Mais derrière ces grands noms, il y a toujours l’aile des autres, inconnus du grand public bien qu’au service de leur talent, les hommes et femmes de l’ombre sans qui les ors ne luiraient point
de mille feux, qui se mettent à la disposition de la grandeur et n’en récupèrent pas forcément la gloire…quelques miettes tout au plus ! Ils restent pourtant au cœur du mouvement, de la
pulsation qui entraîne le public vers l’horizon d’un bonheur éphémère, le moment du spectacle, la magie d’un instant d’éternité.
Gilles Choir est de ceux-ci, un batteur de talent, de génie, au service des stars, derrière ses caisses et cymbales, il règne sur un
empire d’illusions, l’ombre est son domaine même si je l’en ai extrait pour braquer fugacement les projecteurs sur un visage d’enfant émerveillé dissimulé par de longs cheveux et un chapeau qui
lui mange le front. Gilles Choir est mon ami et je lui ai offert le concert de ses 30 ans de carrière dans sa ville, sa région, devant son public…même si c’est lui qui m’a, dans la réalité, donné
le plus grand des bonheurs, celui de réaliser un concert unique, de légende, la réunion de talents improbables que seule l’amitié peut souder, bien au-delà de tout calcul et d’additions
mercantiles d’un plan de carrière à construire.
Melody, Gilles Choir, Phil Edwards et Ahmed Mouici à l'unisson !
Se bousculaient pour l’honorer en musique, le Corou de Berra de Michel Bianco dans sa version instrumentale, Phil Edwards avec son chapeau de cow-boy et son allant de folk et de country, la moitié de Pow Wow (Ahmed Mouici monté sur un courant sans alternative, Pascal Periz à la guitare sèche à pleurer), quelques membres prestigieux de la famille des batteurs (les Lajudie, Claude Salmieri, Pierre-Alain Dahan, rois de la baguette, transformant la batterie rythmique en harmonie souveraine)… des noms qui comptent dans le métier, qui sonnent les plus grandes stars de la variété…que vous ne connaissez peut-être point mais qui gagnent à se parer des atours d’une célébrité éphémère.
Ce qui aurait pu déboucher sur une kermesse bordélique de vieux potes blanchis sous le harnais, par la magie d’un Gilles Choir en
batteur chef d’orchestre, se transformera en cérémonie d’initiés, opéra moderne se baladant dans tous les genres musicaux, un rituel plongeant ses racines dans la musique rock, country, jazz,
dans l’alliance entre la voix et l’instrument, dans des batteries qui se superposent pour créer une harmonie universelle.
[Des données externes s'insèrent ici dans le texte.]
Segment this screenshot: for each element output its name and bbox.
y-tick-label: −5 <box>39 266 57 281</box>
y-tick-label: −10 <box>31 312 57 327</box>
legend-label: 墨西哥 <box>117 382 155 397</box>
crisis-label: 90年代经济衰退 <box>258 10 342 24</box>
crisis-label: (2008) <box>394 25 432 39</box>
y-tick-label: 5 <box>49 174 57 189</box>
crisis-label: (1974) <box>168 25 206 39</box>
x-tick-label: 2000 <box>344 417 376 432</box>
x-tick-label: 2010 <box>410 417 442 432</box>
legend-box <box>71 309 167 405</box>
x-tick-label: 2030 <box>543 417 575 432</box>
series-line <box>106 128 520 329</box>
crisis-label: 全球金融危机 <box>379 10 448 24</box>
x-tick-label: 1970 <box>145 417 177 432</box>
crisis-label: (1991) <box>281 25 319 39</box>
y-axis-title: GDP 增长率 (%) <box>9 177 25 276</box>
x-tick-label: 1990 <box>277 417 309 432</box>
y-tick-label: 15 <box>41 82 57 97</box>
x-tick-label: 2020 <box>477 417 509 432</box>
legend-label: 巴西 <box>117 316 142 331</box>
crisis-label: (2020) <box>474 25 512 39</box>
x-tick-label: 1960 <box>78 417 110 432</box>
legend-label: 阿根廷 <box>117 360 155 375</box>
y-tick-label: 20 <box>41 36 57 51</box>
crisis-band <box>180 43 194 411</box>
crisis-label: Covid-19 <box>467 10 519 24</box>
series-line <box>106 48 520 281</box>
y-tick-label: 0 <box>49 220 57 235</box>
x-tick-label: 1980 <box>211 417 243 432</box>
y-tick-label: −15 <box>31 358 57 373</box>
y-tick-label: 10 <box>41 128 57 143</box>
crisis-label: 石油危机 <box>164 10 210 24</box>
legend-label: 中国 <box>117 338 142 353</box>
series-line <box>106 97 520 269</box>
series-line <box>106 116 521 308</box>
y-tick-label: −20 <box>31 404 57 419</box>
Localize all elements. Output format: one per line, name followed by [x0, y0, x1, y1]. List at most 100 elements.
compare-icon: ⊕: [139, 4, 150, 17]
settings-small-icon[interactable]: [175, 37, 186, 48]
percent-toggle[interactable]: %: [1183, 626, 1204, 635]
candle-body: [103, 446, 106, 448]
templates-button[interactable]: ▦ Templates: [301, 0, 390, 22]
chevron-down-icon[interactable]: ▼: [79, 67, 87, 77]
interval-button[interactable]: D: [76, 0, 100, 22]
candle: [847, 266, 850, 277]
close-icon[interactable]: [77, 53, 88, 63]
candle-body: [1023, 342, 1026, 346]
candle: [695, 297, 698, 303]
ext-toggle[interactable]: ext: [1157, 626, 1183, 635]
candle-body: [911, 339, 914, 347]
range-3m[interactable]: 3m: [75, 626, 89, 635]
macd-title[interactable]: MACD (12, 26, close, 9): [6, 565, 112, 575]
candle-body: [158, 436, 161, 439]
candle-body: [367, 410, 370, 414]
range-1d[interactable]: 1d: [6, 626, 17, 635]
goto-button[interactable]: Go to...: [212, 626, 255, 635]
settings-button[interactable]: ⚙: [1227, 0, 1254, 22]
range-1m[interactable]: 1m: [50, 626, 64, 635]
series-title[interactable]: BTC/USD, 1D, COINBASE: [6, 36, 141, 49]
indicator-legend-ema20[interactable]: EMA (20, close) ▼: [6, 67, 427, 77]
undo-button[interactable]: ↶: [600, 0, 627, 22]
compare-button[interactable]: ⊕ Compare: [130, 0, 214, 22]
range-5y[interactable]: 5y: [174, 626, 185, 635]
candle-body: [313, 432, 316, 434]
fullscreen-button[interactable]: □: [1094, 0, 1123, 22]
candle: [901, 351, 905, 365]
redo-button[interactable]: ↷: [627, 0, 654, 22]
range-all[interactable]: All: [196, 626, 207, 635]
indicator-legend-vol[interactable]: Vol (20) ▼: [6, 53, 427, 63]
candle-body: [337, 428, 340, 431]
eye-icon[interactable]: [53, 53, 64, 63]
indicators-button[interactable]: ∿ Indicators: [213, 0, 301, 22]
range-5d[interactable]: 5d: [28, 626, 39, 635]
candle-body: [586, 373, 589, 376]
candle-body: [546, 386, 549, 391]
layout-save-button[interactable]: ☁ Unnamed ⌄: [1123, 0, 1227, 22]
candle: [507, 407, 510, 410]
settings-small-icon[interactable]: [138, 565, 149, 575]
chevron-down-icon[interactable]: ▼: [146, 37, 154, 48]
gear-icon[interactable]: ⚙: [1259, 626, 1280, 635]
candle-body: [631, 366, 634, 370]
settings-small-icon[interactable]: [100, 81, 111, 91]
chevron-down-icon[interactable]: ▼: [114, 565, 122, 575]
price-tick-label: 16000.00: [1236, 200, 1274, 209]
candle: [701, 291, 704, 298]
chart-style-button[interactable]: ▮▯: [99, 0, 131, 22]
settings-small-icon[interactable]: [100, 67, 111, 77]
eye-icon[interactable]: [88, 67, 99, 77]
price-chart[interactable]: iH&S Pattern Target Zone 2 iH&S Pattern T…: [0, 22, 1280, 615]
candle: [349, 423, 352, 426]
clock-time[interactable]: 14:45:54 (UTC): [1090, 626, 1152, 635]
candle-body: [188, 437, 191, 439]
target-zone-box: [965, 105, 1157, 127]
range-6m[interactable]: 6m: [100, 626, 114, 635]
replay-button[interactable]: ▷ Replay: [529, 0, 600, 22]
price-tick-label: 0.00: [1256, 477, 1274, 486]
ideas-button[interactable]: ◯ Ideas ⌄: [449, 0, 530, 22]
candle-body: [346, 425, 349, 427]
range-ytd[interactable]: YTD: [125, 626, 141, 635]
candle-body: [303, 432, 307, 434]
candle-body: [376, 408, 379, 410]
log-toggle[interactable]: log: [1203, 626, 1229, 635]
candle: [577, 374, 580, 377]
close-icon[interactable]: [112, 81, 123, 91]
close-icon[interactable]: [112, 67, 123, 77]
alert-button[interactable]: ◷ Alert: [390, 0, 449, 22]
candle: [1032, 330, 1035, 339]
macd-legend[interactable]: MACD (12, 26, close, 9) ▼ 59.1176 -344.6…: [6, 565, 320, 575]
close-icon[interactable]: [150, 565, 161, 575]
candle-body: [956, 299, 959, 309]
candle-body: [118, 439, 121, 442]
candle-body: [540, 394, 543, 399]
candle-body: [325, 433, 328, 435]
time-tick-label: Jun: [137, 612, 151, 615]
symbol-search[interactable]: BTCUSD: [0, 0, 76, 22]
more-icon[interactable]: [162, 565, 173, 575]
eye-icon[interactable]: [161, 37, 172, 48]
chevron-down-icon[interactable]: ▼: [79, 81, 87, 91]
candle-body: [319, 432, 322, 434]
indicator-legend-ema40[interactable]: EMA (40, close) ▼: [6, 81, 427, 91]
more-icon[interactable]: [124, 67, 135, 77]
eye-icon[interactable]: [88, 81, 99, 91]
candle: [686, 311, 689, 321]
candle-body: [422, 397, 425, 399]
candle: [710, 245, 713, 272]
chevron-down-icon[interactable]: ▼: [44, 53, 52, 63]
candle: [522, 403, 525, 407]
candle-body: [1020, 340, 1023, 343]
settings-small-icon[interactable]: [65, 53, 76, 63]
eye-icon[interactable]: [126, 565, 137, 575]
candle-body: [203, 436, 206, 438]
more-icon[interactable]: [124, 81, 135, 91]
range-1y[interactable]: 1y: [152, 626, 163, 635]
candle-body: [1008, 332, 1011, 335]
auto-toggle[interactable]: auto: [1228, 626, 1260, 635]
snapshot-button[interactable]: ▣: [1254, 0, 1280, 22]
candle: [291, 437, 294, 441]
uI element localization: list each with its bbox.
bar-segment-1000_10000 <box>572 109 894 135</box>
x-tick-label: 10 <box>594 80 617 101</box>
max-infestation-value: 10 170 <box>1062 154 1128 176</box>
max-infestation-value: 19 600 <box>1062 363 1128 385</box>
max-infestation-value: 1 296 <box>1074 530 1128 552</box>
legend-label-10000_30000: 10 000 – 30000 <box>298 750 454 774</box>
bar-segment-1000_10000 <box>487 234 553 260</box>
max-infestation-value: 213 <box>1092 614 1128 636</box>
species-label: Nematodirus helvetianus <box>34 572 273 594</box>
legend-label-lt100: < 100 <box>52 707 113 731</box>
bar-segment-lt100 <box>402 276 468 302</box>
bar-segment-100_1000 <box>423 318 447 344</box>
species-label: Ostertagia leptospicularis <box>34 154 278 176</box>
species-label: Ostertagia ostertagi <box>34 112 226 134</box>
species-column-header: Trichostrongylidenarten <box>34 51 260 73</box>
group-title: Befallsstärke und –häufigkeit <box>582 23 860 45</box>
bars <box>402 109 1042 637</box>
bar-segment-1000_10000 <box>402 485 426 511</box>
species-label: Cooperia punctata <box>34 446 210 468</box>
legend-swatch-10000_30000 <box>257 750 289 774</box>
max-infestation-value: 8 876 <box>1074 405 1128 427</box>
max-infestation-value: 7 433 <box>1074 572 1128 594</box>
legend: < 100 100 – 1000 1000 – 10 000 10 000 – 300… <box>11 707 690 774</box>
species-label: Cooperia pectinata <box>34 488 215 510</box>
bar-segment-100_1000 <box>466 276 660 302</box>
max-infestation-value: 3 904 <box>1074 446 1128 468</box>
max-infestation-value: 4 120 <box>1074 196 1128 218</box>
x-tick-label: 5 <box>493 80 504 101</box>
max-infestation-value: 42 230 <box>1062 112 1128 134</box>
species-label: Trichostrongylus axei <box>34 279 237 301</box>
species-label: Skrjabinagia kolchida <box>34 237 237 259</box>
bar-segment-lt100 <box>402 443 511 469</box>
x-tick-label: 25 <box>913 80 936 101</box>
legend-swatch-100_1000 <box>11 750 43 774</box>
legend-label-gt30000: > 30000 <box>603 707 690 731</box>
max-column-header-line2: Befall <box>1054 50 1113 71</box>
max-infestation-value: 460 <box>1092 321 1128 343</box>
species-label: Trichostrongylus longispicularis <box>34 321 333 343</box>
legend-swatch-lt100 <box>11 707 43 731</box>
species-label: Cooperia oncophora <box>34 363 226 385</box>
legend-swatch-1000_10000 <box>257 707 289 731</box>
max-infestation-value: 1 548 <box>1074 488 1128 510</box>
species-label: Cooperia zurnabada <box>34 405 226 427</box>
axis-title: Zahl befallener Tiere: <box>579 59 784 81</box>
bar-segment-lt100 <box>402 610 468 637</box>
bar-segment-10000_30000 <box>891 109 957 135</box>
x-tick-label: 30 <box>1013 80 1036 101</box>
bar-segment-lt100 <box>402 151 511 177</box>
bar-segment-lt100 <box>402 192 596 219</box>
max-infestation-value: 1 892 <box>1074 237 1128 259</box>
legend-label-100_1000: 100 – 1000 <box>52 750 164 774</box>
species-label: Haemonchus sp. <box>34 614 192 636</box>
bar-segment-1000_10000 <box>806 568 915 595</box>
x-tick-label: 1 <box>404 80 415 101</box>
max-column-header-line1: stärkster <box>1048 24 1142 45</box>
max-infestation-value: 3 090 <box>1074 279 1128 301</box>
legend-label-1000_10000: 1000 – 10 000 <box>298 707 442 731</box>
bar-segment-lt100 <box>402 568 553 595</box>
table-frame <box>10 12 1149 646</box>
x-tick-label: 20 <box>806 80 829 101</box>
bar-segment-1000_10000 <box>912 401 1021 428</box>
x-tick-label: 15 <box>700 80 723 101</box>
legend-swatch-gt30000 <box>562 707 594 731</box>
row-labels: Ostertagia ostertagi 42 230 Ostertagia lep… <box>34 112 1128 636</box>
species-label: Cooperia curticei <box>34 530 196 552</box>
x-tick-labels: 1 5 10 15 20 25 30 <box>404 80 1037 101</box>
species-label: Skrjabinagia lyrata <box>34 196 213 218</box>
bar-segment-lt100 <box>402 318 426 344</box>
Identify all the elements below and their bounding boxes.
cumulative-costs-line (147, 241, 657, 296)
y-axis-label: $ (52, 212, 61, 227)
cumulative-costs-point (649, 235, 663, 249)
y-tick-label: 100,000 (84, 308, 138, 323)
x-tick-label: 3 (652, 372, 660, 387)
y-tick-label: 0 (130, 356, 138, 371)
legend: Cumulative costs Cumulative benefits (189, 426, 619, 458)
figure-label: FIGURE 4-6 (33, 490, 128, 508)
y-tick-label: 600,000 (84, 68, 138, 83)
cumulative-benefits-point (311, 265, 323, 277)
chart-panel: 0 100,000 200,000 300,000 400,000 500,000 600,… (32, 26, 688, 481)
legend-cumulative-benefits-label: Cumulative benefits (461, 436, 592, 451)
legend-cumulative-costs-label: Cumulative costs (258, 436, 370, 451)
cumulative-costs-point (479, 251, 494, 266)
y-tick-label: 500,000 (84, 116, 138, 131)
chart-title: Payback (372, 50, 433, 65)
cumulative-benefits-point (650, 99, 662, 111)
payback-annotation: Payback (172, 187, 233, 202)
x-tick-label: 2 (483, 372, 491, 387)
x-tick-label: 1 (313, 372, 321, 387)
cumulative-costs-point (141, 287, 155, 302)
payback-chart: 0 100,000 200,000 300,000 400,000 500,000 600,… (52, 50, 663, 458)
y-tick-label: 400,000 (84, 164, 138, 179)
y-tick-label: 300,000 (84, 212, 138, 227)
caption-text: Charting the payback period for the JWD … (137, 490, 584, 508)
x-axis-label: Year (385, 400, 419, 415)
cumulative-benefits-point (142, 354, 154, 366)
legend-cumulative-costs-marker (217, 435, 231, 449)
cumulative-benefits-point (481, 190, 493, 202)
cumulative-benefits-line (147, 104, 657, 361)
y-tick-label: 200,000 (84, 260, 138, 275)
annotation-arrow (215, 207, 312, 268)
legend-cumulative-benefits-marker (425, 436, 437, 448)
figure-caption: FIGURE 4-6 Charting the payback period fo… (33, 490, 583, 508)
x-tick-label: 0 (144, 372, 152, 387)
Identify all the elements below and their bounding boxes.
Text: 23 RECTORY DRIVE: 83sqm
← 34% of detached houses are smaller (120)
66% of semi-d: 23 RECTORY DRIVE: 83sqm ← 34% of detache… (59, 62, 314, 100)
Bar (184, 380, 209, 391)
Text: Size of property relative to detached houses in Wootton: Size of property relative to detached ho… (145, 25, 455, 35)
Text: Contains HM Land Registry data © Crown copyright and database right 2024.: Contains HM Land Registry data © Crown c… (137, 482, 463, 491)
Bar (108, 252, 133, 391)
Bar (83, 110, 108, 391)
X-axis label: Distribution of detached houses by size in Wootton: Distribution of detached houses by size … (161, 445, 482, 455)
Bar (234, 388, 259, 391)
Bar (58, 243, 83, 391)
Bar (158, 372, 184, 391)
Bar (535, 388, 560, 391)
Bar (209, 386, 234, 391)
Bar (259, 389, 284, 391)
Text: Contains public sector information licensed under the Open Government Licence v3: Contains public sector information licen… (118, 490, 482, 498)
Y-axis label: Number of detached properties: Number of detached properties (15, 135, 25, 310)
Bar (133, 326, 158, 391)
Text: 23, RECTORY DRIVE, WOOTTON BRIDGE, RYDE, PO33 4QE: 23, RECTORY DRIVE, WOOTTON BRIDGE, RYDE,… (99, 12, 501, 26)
Des fulgurances nous en avons vécues à chaque moment du concert. 8 mains
pour batterie en introduction, père et fils Lajudie réunis par la tendresse et la complicité d’un art partagé, soli de Pascal Periz pour des mots enchanteurs dans des notes distillées, larmes de
Gilles Choir et soli désespérés sous ses baguettes animées d’une passion que le temps compte trop chichement pour ceux qui rêvent éveillés. Voix rauque et stridence des riffs de Phil Edwards,
Nex’Station avec la Melody du bonheur, sa fille à la voix portée par l’espoir, fanfare batterie des jeunes de l’école de la batterie, bœuf final emmené par un complice cannois débarquant de sa
tribu, Bruno Clavel déchaîné, rejoignant ses amis pour emballer le rappel dans les notes grasses d’un blues d’anthologie…Le public qui remplissait la salle de la Licorne en redemandait encore au
bout de 3 heures de concert, ovation montant jusqu’au ciel pour charmer les dieux de la félicité universelle en train de s’extasier sur ces grappes de petits hommes bleus couverts de notes
fringantes.
C'est le moment des larmes sous le chapeau !
Par-dessus tout, les larmes de Gilles, star de la soirée, sa réserve naturelle mise en lumière dans la plus grande des simplicités. Il
y avait des torrents de bons sentiments sertis dans la qualité de musiciens se lâchant en toute liberté, énergie débridée où rien n’était important que nier la fuite du temps et son cortège de
morts, de rencontres évanouies, de destins funestes. L’ombre de Balavoine rôdait, Michel Berger se tenait au bord du vide, tant d’idoles brisées par l’ombre que les présents faisaient revivre
dans la connivence d’un temps qui n’a pas de prise sur l’éternité d’une note de musique étirée jusqu’à l’infini.
Le vrai Gilles en action, derrière sa batterie, quand plus rien n'a
d'importance que la note juste et que la vie devient fluide comme la musique.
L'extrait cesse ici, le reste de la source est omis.